The strategies according to the GRA, include closer than ever before scrutiny of the quantity and quality of minerals produced in Ghana as the basis of revenue determination and export valuation; curbing base erosion as a source of systemic under-valuation of royalties and profits; tightening the regime that governs foreign exchange repatriation through the Bank of Ghana; as well as capitalizing tax expenditures (in the form of tax exemptions) and recognizing them as additional government equity holdings in mining companies.
The strategy will also extend to the revitalization of the Inter-Agency Technical Committee on mining for maximum returns.
Meanwhile, the 2019 national budget takes into account the fact that provisional mineral royalties fell 6 percent short of target in the third quarter of 2018 – costing the public purse an estimated GHc31m (US$6.7m) in that quarter alone – according to audit and tax consultancy firm, Price Waterhouse Coopers, in its “2019 Budget Highlights” report.
This shortfall has exacerbated the perception that Ghana has not retained enough of the value of its mineral resources in the past.
The budget also proposes shifting the 3 percent withholding tax levied on small-scale operators to the point of export.
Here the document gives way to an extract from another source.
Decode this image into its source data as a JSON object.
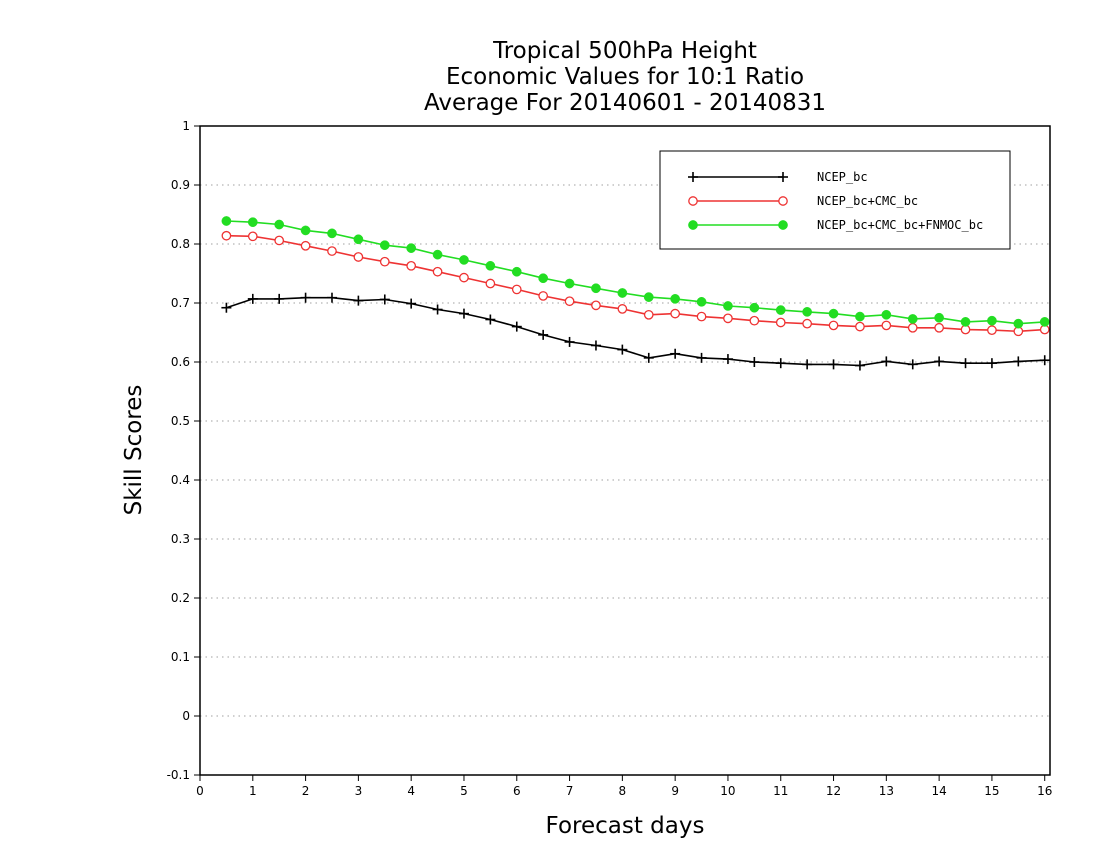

This is intended to simplify its collection and strengthen the government’s calculations of mineral valuation and the income derived by such miners. However, it is not yet clear if and how the tax will apply to those selling unprocessed minerals within Ghana.
In the first half of 2018, the mining sub sector contributed a total of GHc1.03 billion to tax revenue on revenues of US$3.1 billion during that period. The corporate income tax rate for mining companies in Ghana is 35 per cent (for most other sectors it is 25 per cent) and mining companies are also required to pay royalties at a basic rate of 5 per cent although this differs from one company to another depending on whether a company has a stability agreement with government and the terms of such an agreement.
While mining companies plead narrow profit margins as a result of a high operating cost environment and weak solid mineral prices on international markets, many industry analysts agree with the government that mining companies tend to exploit all sorts of loopholes in the fiscal framework to reduce their tax obligations to a minimum.
In 2017, the sector’s contribution to Gross Domestic Product stood at GHc17.1 billion as compared to GHc15.8 billion in 2016.
Despite the increase on yearly basis, the GRA has consistently struggled to meet its annual revenue targets in recent years.
Last year, the Finance Ministry noted that about 112 companies, some being mining entities, in the large taxpayers’ office category (LTO), have ignored calls from the GRA to honour their tax commitments.
Those companies were part of some 457 entities that owe more than GHc4 billion in tax revenue in 2018.